Ci sono "grazie" che si dicono senza pensare, negli automatismi del
nostro quotidiano, nei bar dove ordiniamo un caffè, alla commessa di un
negozio, al passante che ci indica una strada che non conosciamo,
all'edicolante o al portiere d'albergo, ovunque e con chiunque ci venga
naturale, appena usciamo di casa e ci muoviamo nel mondo. Ci sono
"grazie" che si dicono distrattamente, per buona educazione, e altri che
ci fanno brillare gli occhi o accennare un sorriso. Ci sono i
"grazie"sussurrati e emozionati, i "grazie" che ci sorprendono, i
"grazie" informali e quelli che ci cambiano la vita. La gratitudine è un
sentimento adulto, più si cresce e più si ha bisogno di manifestarla,
prima che sia tardi, prima che ce ne scordiamo, per un'attenzione o un
dono o una presenza, per qualcuno che c'è o che c'è stato. "Grazie" è
una parola che non sente stanchezza e non contempla silenzi. Va detta.

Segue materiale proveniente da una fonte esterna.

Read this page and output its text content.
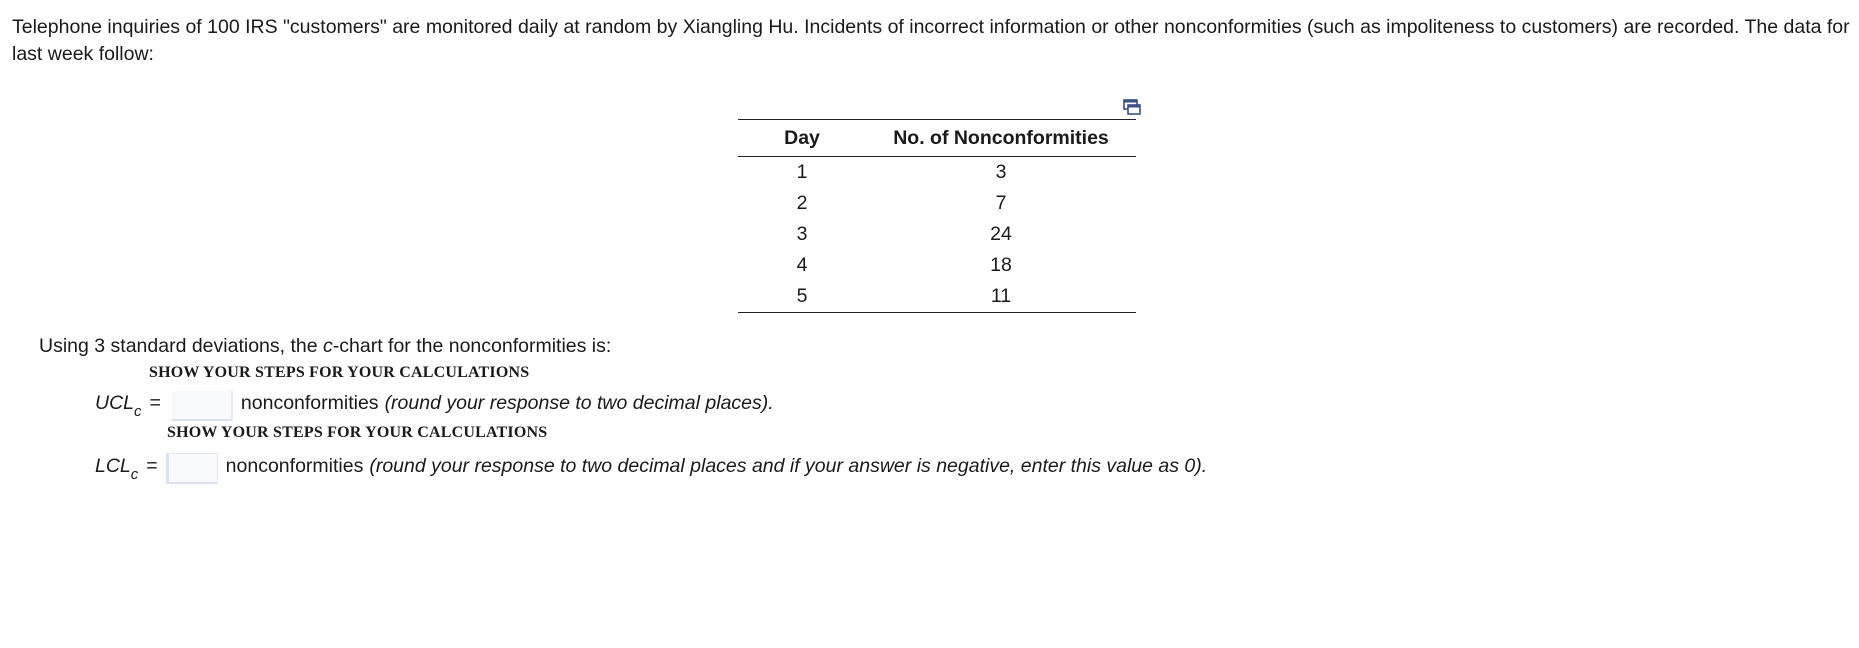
Telephone inquiries of 100 IRS "customers" are monitored daily at random by Xiangling Hu. Incidents of incorrect information or other nonconformities (such as impoliteness to customers) are recorded. The data for last week follow:

Day	No. of Nonconformities
1	3
2	7
3	24
4	18
5	11

Using 3 standard deviations, the c-chart for the nonconformities is:

SHOW YOUR STEPS FOR YOUR CALCULATIONS
$UCL_c$ =	nonconformities (round your response to two decimal places).
SHOW YOUR STEPS FOR YOUR CALCULATIONS
$LCL_c$ =	nonconformities (round your response to two decimal places and if your answer is negative, enter this value as 0).
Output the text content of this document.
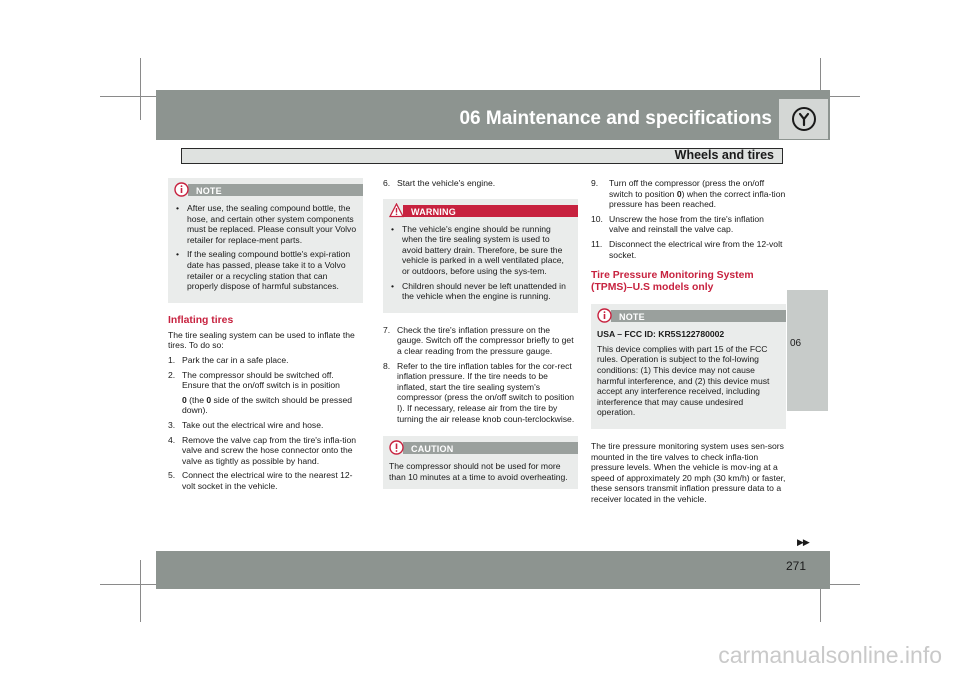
06 Maintenance and specifications
Wheels and tires
06
NOTE
• After use, the sealing compound bottle, the hose, and certain other system components must be replaced. Please consult your Volvo retailer for replace-ment parts.
• If the sealing compound bottle's expi-ration date has passed, please take it to a Volvo retailer or a recycling station that can properly dispose of harmful substances.
Inflating tires

The tire sealing system can be used to inflate the tires. To do so:

1. Park the car in a safe place.
2. The compressor should be switched off. Ensure that the on/off switch is in position
0 (the 0 side of the switch should be pressed down).
3. Take out the electrical wire and hose.
4. Remove the valve cap from the tire's infla-tion valve and screw the hose connector onto the valve as tightly as possible by hand.
5. Connect the electrical wire to the nearest 12-volt socket in the vehicle.
6. Start the vehicle's engine.
WARNING
• The vehicle's engine should be running when the tire sealing system is used to avoid battery drain. Therefore, be sure the vehicle is parked in a well ventilated place, or outdoors, before using the sys-tem.
• Children should never be left unattended in the vehicle when the engine is running.
7. Check the tire's inflation pressure on the gauge. Switch off the compressor briefly to get a clear reading from the pressure gauge.
8. Refer to the tire inflation tables for the cor-rect inflation pressure. If the tire needs to be inflated, start the tire sealing system's compressor (press the on/off switch to position I). If necessary, release air from the tire by turning the air release knob coun-terclockwise.
CAUTION
The compressor should not be used for more than 10 minutes at a time to avoid overheating.
9. Turn off the compressor (press the on/off switch to position 0) when the correct infla-tion pressure has been reached.
10. Unscrew the hose from the tire's inflation valve and reinstall the valve cap.
11. Disconnect the electrical wire from the 12-volt socket.
Tire Pressure Monitoring System (TPMS)–U.S models only
NOTE

USA – FCC ID: KR5S122780002

This device complies with part 15 of the FCC rules. Operation is subject to the fol-lowing conditions: (1) This device may not cause harmful interference, and (2) this device must accept any interference received, including interference that may cause undesired operation.

The tire pressure monitoring system uses sen-sors mounted in the tire valves to check infla-tion pressure levels. When the vehicle is mov-ing at a speed of approximately 20 mph (30 km/h) or faster, these sensors transmit inflation pressure data to a receiver located in the vehicle.

▶▶
271
carmanualsonline.info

Sempre. Perché, come diceva Ibsen: "Nessuno vuol essere un'isola".
Grazia Verasani
Ho trovato questo testo in un librino intitolato "La gentilezza nei luoghi di cura". Non so più neanche dove l'ho preso, forse da Nicoletta alla Trame. E' parte di un progetto che vuole contribuire al rilancio del senso civico. Le storie più significative realizzate - leggo nel libretto - sono su www.lacittacivile.it. Il sociologo Ilvo Diamanti dice che da quand'era bambino è stato educato a salutare tutti quelli che incontra sulla sua strada, e ha mantenuto questa abitudine perché "serve a stabilire una relazione. Un legame. Nulla di vincolante. Ma la persona con cui hai "scambiato" il saluto - dopo - non è più un "altro". Diventa un "prossimo". Semplice, no? Che ci vuole? Eppure tutti noi abbiamo sperimentato e ancora sperimentiamo volti che si increspano di diffidenza al nostro saluto. Io me ne frego e li risaluto. Ciao a tutti!